Of course it wouldn't do to rag on a Japanese commander for choosing force preservation - for rarity value if nothing else - but at the end of the day, isn't it fair to judge the preservation of those ships versus the further contribution they actually made to the war effort (i.e. bupkus)? Kurita had to have known that this was the Imperial Navy's last hurrah, and that with the US in control of the Philippines there simply would be no further opportunity for offensive action...

Granted I haven't seen a lot in the way of really detailed analysis of the Leyte stuff, so it's possible all of the above is inaccurate in important ways - got a good book to suggest?

Posted by: Avatar at January 31, 2016 09:50 PM (v29Tn)

13 Steve's position is definitely the orthodox one.
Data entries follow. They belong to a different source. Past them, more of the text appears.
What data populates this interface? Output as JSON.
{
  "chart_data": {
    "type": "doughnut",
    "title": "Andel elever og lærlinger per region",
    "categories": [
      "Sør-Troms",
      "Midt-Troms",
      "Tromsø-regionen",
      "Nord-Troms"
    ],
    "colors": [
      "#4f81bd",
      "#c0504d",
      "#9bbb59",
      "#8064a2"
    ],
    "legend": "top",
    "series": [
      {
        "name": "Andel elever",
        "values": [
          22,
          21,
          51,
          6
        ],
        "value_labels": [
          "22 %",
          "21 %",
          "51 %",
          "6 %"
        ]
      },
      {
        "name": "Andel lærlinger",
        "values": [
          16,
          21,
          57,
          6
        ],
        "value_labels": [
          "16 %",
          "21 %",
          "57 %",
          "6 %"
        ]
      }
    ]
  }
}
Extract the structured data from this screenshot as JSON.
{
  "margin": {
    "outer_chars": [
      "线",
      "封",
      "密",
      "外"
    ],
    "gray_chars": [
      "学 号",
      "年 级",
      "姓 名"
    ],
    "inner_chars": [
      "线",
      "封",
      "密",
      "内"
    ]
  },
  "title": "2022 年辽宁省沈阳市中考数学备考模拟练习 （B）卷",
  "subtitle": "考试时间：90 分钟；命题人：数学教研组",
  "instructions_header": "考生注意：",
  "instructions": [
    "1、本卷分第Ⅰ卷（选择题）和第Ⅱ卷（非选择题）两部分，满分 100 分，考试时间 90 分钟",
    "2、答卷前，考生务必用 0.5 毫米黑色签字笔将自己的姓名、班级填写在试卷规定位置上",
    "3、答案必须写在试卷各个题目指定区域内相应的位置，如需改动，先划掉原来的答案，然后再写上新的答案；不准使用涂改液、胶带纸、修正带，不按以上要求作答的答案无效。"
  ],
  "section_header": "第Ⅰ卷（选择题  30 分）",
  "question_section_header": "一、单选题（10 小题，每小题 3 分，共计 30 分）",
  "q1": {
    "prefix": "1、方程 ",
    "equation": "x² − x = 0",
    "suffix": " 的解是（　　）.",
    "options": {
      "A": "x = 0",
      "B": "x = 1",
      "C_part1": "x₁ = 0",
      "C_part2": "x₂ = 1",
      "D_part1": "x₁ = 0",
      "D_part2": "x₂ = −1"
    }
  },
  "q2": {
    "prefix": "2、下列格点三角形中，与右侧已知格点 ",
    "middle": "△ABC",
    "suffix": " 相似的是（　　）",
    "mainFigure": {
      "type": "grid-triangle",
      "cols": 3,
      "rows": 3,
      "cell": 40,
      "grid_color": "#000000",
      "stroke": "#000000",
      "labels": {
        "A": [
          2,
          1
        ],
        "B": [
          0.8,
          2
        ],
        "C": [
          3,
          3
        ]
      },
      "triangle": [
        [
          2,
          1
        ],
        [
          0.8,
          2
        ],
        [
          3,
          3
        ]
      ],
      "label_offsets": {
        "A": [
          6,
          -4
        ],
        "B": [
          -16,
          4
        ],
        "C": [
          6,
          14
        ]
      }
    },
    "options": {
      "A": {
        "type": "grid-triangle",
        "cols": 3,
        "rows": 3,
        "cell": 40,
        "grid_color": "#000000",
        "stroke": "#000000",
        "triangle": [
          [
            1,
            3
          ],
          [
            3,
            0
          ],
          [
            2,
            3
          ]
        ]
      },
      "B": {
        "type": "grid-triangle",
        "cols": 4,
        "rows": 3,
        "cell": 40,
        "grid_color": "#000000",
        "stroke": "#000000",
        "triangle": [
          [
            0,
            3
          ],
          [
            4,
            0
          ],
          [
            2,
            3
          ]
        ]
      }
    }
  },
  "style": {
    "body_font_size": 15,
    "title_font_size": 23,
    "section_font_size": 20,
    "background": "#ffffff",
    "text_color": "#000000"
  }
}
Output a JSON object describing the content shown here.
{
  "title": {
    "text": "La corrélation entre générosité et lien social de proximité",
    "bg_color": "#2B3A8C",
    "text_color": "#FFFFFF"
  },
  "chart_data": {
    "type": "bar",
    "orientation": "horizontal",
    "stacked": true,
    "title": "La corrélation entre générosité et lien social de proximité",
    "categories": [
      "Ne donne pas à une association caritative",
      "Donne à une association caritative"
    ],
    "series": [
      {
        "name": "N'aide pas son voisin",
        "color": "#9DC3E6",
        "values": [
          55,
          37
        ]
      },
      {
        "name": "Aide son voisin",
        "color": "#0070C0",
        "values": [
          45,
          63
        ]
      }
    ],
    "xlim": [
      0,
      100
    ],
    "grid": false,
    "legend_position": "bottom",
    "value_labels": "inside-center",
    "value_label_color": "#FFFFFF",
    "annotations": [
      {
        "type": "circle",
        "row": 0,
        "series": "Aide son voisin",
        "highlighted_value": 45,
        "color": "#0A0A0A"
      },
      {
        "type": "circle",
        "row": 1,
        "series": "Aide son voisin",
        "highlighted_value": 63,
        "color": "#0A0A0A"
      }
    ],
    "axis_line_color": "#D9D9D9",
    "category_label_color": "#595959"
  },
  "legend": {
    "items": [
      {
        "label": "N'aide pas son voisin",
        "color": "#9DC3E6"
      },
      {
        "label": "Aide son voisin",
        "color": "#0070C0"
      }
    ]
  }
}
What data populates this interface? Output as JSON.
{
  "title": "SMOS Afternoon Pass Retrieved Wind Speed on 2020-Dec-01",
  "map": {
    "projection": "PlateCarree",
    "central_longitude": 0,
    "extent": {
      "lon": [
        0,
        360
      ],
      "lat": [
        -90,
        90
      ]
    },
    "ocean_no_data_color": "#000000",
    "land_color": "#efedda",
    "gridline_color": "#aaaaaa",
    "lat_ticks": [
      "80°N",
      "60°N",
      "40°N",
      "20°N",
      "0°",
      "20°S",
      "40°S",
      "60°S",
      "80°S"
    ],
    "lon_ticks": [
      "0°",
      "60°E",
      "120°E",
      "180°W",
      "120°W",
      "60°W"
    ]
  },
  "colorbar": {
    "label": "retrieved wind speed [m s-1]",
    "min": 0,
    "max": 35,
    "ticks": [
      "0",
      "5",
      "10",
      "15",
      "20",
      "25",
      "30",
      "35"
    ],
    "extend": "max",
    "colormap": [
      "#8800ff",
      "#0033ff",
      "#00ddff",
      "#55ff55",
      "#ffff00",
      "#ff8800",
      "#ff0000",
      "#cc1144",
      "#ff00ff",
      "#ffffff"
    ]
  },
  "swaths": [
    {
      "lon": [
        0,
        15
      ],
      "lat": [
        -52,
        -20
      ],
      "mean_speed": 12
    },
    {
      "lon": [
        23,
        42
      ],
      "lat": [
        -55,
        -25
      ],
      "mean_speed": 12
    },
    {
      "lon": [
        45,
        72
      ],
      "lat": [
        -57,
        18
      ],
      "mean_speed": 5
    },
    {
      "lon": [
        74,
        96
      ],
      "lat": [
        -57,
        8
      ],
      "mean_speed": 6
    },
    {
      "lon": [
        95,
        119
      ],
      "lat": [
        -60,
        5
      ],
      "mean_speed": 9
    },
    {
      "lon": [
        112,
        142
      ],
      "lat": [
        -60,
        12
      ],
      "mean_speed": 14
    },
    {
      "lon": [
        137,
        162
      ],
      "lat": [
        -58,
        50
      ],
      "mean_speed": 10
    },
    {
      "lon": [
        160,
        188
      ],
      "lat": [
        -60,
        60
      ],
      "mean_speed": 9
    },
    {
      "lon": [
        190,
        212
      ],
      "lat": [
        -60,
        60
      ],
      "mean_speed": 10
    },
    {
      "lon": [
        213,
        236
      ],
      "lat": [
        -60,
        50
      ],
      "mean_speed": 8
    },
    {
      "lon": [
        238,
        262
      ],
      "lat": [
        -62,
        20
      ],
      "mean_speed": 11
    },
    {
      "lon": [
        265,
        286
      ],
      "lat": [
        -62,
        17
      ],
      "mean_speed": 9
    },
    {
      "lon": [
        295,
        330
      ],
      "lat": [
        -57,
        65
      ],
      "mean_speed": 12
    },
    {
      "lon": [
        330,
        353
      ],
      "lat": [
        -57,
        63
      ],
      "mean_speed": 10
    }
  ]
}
Yup.  I prefer to give the man somewhat more respect than calling him a "moron".

Kurita could have lost every ship and every man under his command and still won a favorable peace for his country.

Crap.  Crap squared.  Crap cubed and multiplied by pi.  The US would have never settled for less than the total defeat of Japan... if anything, it would have made Japan's situation even more dire in the long run.

...with the US in control of the Philippines there simply would be no further opportunity for offensive action.

Any sane man knew that Japan had lost long before Samar.  Kurita was many things, but a fanatical zealot was not one of them.  It is my considered opinion that he did exactly the right thing.  If Taffy 3 had folded like a house of cards, that would have made things different... but it killed three cruisers, blew the bow off a fourth, and damaged every battleship in Kurita's force except for Yamato.  By the time he got to the landing area, he would have been under air attack from the BIG carriers as well as the escorts; there's no guarantee that he would have succeeded in doing much once there.

Would he have disrupted the landing timetables?  Nope.  Leyte Gulf occurred three days after the initial landings on Leyte itself.  Japan couldn't reinforce the island and had zero control over the air.  AT BEST, Kurita might have maybe slowed the process down by a few weeks, maybe a month... but he couldn't have reversed what had already occurred. 

I don't believe the sacrifice of the fleet and the thousands of crewmen would be worth a couple of weeks, do you?

Posted by: Wonderduck at January 31, 2016 10:48 PM (KiM/Y)

14 I don't disagree that the Japanese government was probably in fantasy-land with their prospect of whether the US government could possibly be forced to a negotiated end to the war.

But that was, incontestably, the actual Japanese plan at this phase of the war. If Kurita thought the plan was completely unworkable, that even success wouldn't lead to any positive result... then what was he doing there at all? After all, he did lose several ships, completely ignoring the wreckage of the two other Japanese fleets, and just about everything he got home never sailed again (from inability to repair, or from lack of fuel).

Was initiating the attack on Leyte a mistake? Absolutely. And we can't blame Kurita (at least, not him alone) for that mistake. But having sacrificed their carriers, the ships in the northern force, and his own casualties thus far... it's tantamount to putting 90% of your chips into the pot and then folding before the flop rather than going all in. It was a bad gamble to take but a worse one to abandon at that point; a classic moral defeat.